Model: "sequential_12"
_________________________________________________________________
 Layer (type)                Output Shape              Param #   
 dense_43 (Dense)            (None, 30)                210       
                                                                 
 dense_44 (Dense)            (None, 1)                 31        
                                                                 
Total params: 241
Trainable params: 241
Non-trainable params: 0
_________________________________________________________________
Epoch 1/100
Epoch 2/100
Epoch 3/100
Epoch 4/100
Epoch 5/100
Epoch 6/100
Epoch 7/100
Epoch 8/100
Epoch 9/100
Epoch 10/100
Epoch 11/100
Epoch 12/100
Epoch 13/100
Epoch 14/100
Epoch 15/100
Epoch 16/100
Epoch 17/100
Epoch 18/100
Epoch 19/100
Epoch 20/100
Epoch 21/100
Epoch 22/100
Epoch 23/100
Epoch 24/100
Epoch 25/100
Epoch 26/100
Epoch 27/100
Epoch 28/100
Epoch 29/100
Epoch 30/100
Epoch 31/100
Epoch 32/100
Epoch 33/100
Epoch 34/100
Epoch 35/100
Epoch

#### Epoch Results
* 100 Epochs
* Loss (MSE): 0.0875
* Accuracy: 0.9125

Now that we've got our predictions, lets discretize them to binary values for legendary or not.

In [15]:
# Discretize y_pred to true or false using y_test
y_pred = np.where(y_pred > 0.5, 1, 0)
y_test = np.where(y_test > 0.5, 1, 0)

# Confusion Matrix with labels
cm = confusion_matrix(y_test, y_pred)
print("Confusion Matrix     :  Predicted Legendary | Predicted Non-Legendary")
print("Actual Legendary     :          ", cm[0][0], "                  ", cm[0][1])
print("Actual Non-Legendary :          ", cm[1][0], "                   ", cm[1][1])

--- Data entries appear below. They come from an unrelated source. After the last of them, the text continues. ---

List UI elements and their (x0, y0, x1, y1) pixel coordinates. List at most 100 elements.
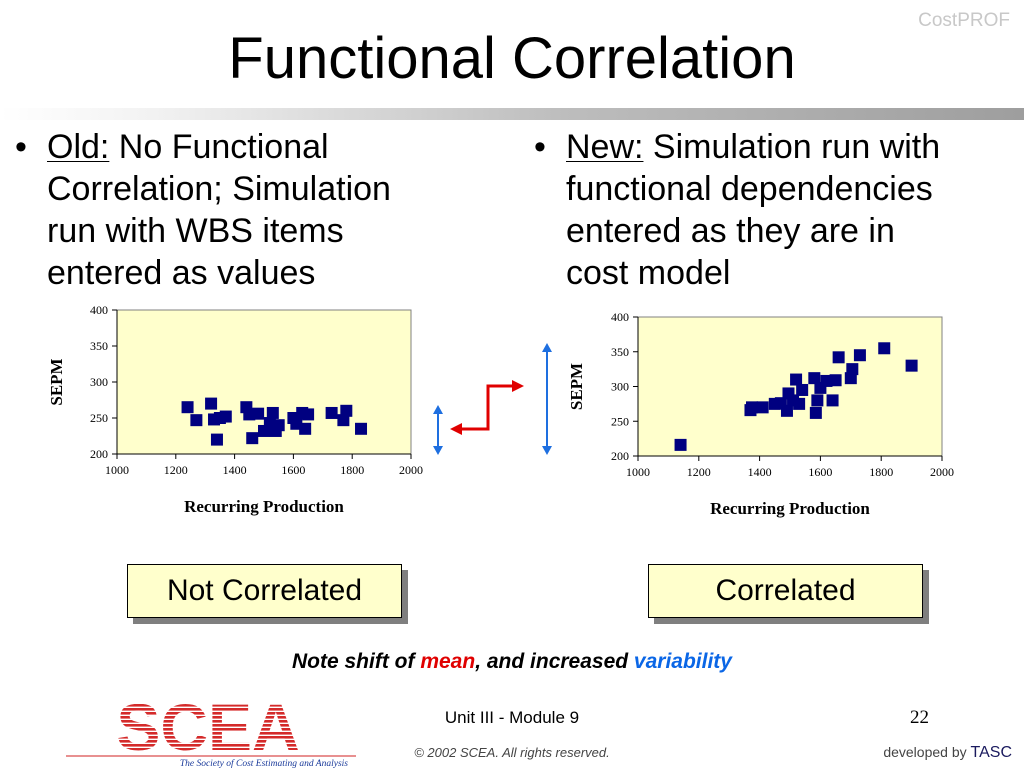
data-point (905, 359, 918, 372)
bullet-dot-icon: • (15, 128, 27, 166)
plot-area (637, 316, 943, 457)
scatter-chart-correlated: 200 250 300 350 400 1000 1200 1400 1600 1800 2000 R… (567, 310, 954, 518)
logo-stripe (116, 728, 300, 731)
data-point (181, 401, 194, 414)
data-point (796, 383, 809, 396)
x-tick-label: 1000 (105, 463, 129, 477)
double-arrow-large-icon (542, 343, 552, 455)
logo-stripe (116, 720, 300, 723)
bullet-new-line-4: cost model (566, 254, 731, 292)
logo-stripe (116, 740, 300, 743)
data-point (325, 406, 338, 419)
note-mean: mean (420, 650, 476, 673)
note-variability: variability (633, 650, 732, 673)
label-correlated: Correlated (648, 564, 923, 618)
double-arrow-small-icon (433, 405, 443, 455)
data-point (252, 407, 265, 420)
brand-label: CostPROF (918, 10, 1010, 31)
y-tick-label: 250 (90, 411, 108, 425)
bullet-new-line-1: Simulation run with (643, 128, 941, 166)
footer-module: Unit III - Module 9 (444, 708, 580, 727)
red-step-arrow-icon (450, 380, 524, 435)
logo-tagline: The Society of Cost Estimating and Analy… (180, 758, 348, 768)
logo-stripe (116, 704, 300, 707)
x-tick-label: 1200 (164, 463, 188, 477)
data-point (844, 372, 857, 385)
data-point (808, 372, 821, 385)
data-point (674, 438, 687, 451)
developed-by: developed by TASC (883, 744, 1012, 762)
data-point (246, 432, 259, 445)
data-point (272, 419, 285, 432)
y-axis-title: SEPM (567, 363, 586, 410)
data-point (746, 401, 758, 414)
x-tick-label: 1600 (808, 465, 832, 479)
data-point (340, 404, 353, 417)
note-text: Note shift of mean, and increased variab… (0, 650, 1024, 674)
data-point (299, 422, 312, 435)
data-point (811, 394, 824, 407)
data-point (205, 397, 218, 410)
bullet-new-line-2: functional dependencies (566, 170, 933, 208)
bullet-old-line-3: run with WBS items (47, 212, 344, 250)
data-point (809, 406, 822, 419)
logo-stripe (116, 736, 300, 739)
x-tick-label: 1800 (340, 463, 364, 477)
x-tick-label: 1400 (748, 465, 772, 479)
x-axis-title: Recurring Production (184, 497, 344, 516)
y-tick-label: 200 (611, 449, 629, 463)
data-point (780, 404, 793, 417)
bullet-old: • Old: No Functional Correlation; Simulat… (15, 126, 485, 296)
bullet-old-line-1: No Functional (109, 128, 329, 166)
y-tick-label: 300 (90, 375, 108, 389)
x-tick-label: 1400 (223, 463, 247, 477)
data-point (302, 408, 315, 421)
x-axis-title: Recurring Production (710, 499, 870, 518)
title-divider (0, 108, 1024, 120)
y-tick-label: 200 (90, 447, 108, 461)
developed-by-text: developed by (883, 744, 971, 760)
bullet-new: • New: Simulation run with functional dep… (534, 126, 1014, 296)
logo-stripe (116, 732, 300, 735)
slide-title: Functional Correlation (228, 26, 796, 91)
y-tick-label: 400 (611, 310, 629, 324)
note-middle: , and increased (475, 650, 634, 673)
logo-stripe (116, 752, 300, 755)
y-tick-label: 350 (90, 339, 108, 353)
y-tick-label: 250 (611, 414, 629, 428)
x-tick-label: 2000 (399, 463, 423, 477)
bullet-dot-icon: • (534, 128, 546, 166)
logo-stripe (116, 748, 300, 751)
data-point (756, 401, 769, 414)
data-point (790, 373, 803, 386)
data-point (219, 410, 232, 423)
data-point (793, 397, 806, 410)
data-point (820, 374, 833, 387)
x-tick-label: 1000 (626, 465, 650, 479)
y-tick-label: 350 (611, 345, 629, 359)
bullet-new-text: New: Simulation run with functional depen… (566, 126, 940, 294)
logo-stripe (116, 724, 300, 727)
logo-stripe (116, 712, 300, 715)
data-point (355, 422, 368, 435)
x-tick-label: 1200 (687, 465, 711, 479)
scea-logo: SCEA The Society of Cost Estimating and … (66, 696, 356, 768)
y-tick-label: 300 (611, 380, 629, 394)
bullet-old-text: Old: No Functional Correlation; Simulatio… (47, 126, 391, 294)
bullet-new-line-3: entered as they are in (566, 212, 895, 250)
x-tick-label: 2000 (930, 465, 954, 479)
logo-stripe (116, 744, 300, 747)
data-point (829, 374, 842, 387)
x-tick-label: 1800 (869, 465, 893, 479)
page-number: 22 (910, 707, 929, 728)
y-axis-title: SEPM (47, 358, 66, 405)
data-point (846, 363, 859, 376)
bullet-old-lead: Old: (47, 128, 110, 166)
data-point (266, 406, 279, 419)
y-tick-label: 400 (90, 303, 108, 317)
data-point (832, 351, 845, 364)
bullet-old-line-2: Correlation; Simulation (47, 170, 391, 208)
data-point (853, 349, 866, 362)
scatter-chart-not-correlated: 200 250 300 350 400 1000 1200 1400 1600 1800 2000 R… (47, 303, 423, 516)
note-prefix: Note shift of (292, 650, 421, 673)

Confusion Matrix     :  Predicted Legendary | Predicted Non-Legendary
Actual Legendary     :           219                    0
Actual Non-Legendary :           21                     0


After discretizing, we can analyze our confusion matrix.  Its odd that it only predicts legendary, as last week's model had non-legendary predictions.  However, I will take a false positive over a false negative.